Based on APA regulations by siCFI-68 and siPcf11, we next divided genes into 10 groups (Fig 7B and S7 Table) and asked how different sets of genes were regulated in C2C12 differentiation. Genes in group 3, whose 3’UTRs were shortened by siCFI-68 and lengthened by siPcf11 showed greatest 3’UTR lengthening in C2C12 differentiation as indicated by their RED median (Fig 7C). They were followed by group 2 genes, whose 3’UTRs were shortened by siCFI-68 but not regulated by siPcf11, and group 5 genes, whose 3’UTRs were lengthened by siPcf11 but not by regulated by siCFI-68 (Fig 7C). Interestingly, genes in groups 3, 2 and 5 had longer aUTRs than genes in other groups, with median size of 1,618, 1,058 and 866 nt, respectively (Fig 7B), highlighting the importance of distance between pAs for APA regulation in C2C12 differentiation.

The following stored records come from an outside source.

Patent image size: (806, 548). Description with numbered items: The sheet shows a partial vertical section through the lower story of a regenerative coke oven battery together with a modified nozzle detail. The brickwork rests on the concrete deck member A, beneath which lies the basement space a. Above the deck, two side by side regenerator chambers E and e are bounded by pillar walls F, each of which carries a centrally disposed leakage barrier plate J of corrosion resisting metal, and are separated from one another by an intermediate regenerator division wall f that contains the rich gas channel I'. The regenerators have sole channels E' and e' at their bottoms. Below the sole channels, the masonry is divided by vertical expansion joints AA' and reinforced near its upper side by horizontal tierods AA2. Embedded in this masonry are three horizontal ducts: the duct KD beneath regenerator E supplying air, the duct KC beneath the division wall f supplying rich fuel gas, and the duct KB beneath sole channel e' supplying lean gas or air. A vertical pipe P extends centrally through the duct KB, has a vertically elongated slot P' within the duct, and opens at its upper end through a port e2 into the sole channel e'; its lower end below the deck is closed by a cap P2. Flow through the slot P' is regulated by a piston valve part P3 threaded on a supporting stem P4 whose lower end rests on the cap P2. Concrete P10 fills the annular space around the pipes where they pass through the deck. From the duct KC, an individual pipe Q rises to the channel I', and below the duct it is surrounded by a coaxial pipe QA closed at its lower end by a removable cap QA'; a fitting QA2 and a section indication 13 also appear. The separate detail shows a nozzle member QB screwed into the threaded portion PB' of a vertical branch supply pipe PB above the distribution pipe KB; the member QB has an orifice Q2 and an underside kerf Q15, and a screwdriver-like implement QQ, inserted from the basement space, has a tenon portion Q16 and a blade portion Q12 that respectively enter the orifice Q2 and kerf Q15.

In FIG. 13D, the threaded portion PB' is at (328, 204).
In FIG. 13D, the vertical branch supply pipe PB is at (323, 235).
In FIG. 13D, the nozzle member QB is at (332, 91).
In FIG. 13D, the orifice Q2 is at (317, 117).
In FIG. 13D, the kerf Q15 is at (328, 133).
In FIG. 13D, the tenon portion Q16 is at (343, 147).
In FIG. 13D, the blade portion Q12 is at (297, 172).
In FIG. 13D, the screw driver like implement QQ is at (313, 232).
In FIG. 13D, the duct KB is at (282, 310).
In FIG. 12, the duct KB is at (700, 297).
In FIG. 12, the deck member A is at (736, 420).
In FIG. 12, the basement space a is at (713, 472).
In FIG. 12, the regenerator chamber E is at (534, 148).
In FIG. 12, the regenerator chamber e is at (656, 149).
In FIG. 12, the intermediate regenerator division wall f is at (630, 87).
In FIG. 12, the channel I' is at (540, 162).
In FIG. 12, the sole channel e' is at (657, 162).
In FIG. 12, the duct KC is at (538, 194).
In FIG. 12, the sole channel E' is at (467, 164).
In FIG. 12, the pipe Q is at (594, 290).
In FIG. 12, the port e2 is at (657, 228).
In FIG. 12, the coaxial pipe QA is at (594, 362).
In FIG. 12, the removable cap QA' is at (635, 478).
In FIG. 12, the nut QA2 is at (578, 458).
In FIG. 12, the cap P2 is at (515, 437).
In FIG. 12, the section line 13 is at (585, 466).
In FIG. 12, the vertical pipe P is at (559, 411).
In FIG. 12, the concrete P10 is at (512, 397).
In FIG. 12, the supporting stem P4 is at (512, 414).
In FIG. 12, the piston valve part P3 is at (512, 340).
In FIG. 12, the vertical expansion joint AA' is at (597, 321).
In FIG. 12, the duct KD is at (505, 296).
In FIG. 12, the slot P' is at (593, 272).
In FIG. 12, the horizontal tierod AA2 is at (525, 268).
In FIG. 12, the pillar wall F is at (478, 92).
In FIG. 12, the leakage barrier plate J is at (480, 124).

Further analysis using our previous 3’READS data from 3T3-L1 pre-adipocyte differentiation and embryonic development (15 day vs. 11 day)[10] indicated that group 3 genes also tended to have significantly greater 3’UTR lengthening than other genes in these processes (P = 6x10-8 and 1x10-2, K-S test comparing group 3 genes with all other genes, Fig 7D), similar to their regulation in C2C12 differentiation (P = 4x10-7, Fig 7D). Interestingly, group 3 genes were significantly associated with several Gene Ontology (GO) terms (S10 Fig), such as “single-organism membrane organization”, “spermatogenesis”, “actomyosin structure organization”, “intracellular protein transport”, “cell body” and “cytoplasmic vesicle.” Notably, several different GOs were also found to be associated with group 2 genes, such as “endosome to lysosome transport”, “transforming growth factor beta receptor signaling pathway”, “cellular response to endogenous stimulus”, “cell leading edge”, “coated vesicle membrane”, “cell junction”, and “endomembrane system.” Intriguingly, group 1 genes, whose 3’UTRs were shortened by both siCFI-68 and siPcf11, also showed strong association with several GO terms, such as “regulation of phosphorylation”, “cell death”, “intracellular signal transduction”, etc. Taken together, these data indicate that genes in different functional groups may be differentially regulated by APA in cell differentiation due to distinct pA and aUTR features.

Discussion

Here we present a systematic study examining modulation of several types of APA by all known core C/P factors and several key splicing factors. Using proliferating C2C12 cells, we were able to compare the impacts of different factors on APA in a single system, and correlate the regulations with those taking place during C2C12 differentiation. We also developed a statistical method SAAP to assess the significance of APA regulation and employed a computational approach GAAP to address batch effects and normalize sequencing depth. Comparisons between KD samples at different time points and between total and nuclear RNA samples indicated that our results were not substantially affected by indirect effects. However, off-target effects by siRNAs are possible, despite the use of multiple siRNAs in most samples. In addition, different KD efficiencies by different siRNAs can lead to variable effects on APA, making it difficult to compare KD samples directly. However, we did not find a correlation between the level of KD and the extent of 3’UTR-APA regulation (S11 Fig), suggesting our observations were not severely affected by variable KD efficiencies. Nevertheless, future work using more specific KD or knockout methods may be desirable for more precise comparisons.

Notwithstanding the potential technical limitations, we were able to make a number of key findings concerning the contributions of specific C/P and splicing factors to APA, and to address how they pertain to APA regulation in cell proliferation/differentiation. Below we discuss these findings; some of the conclusions are illustrated in Fig 8.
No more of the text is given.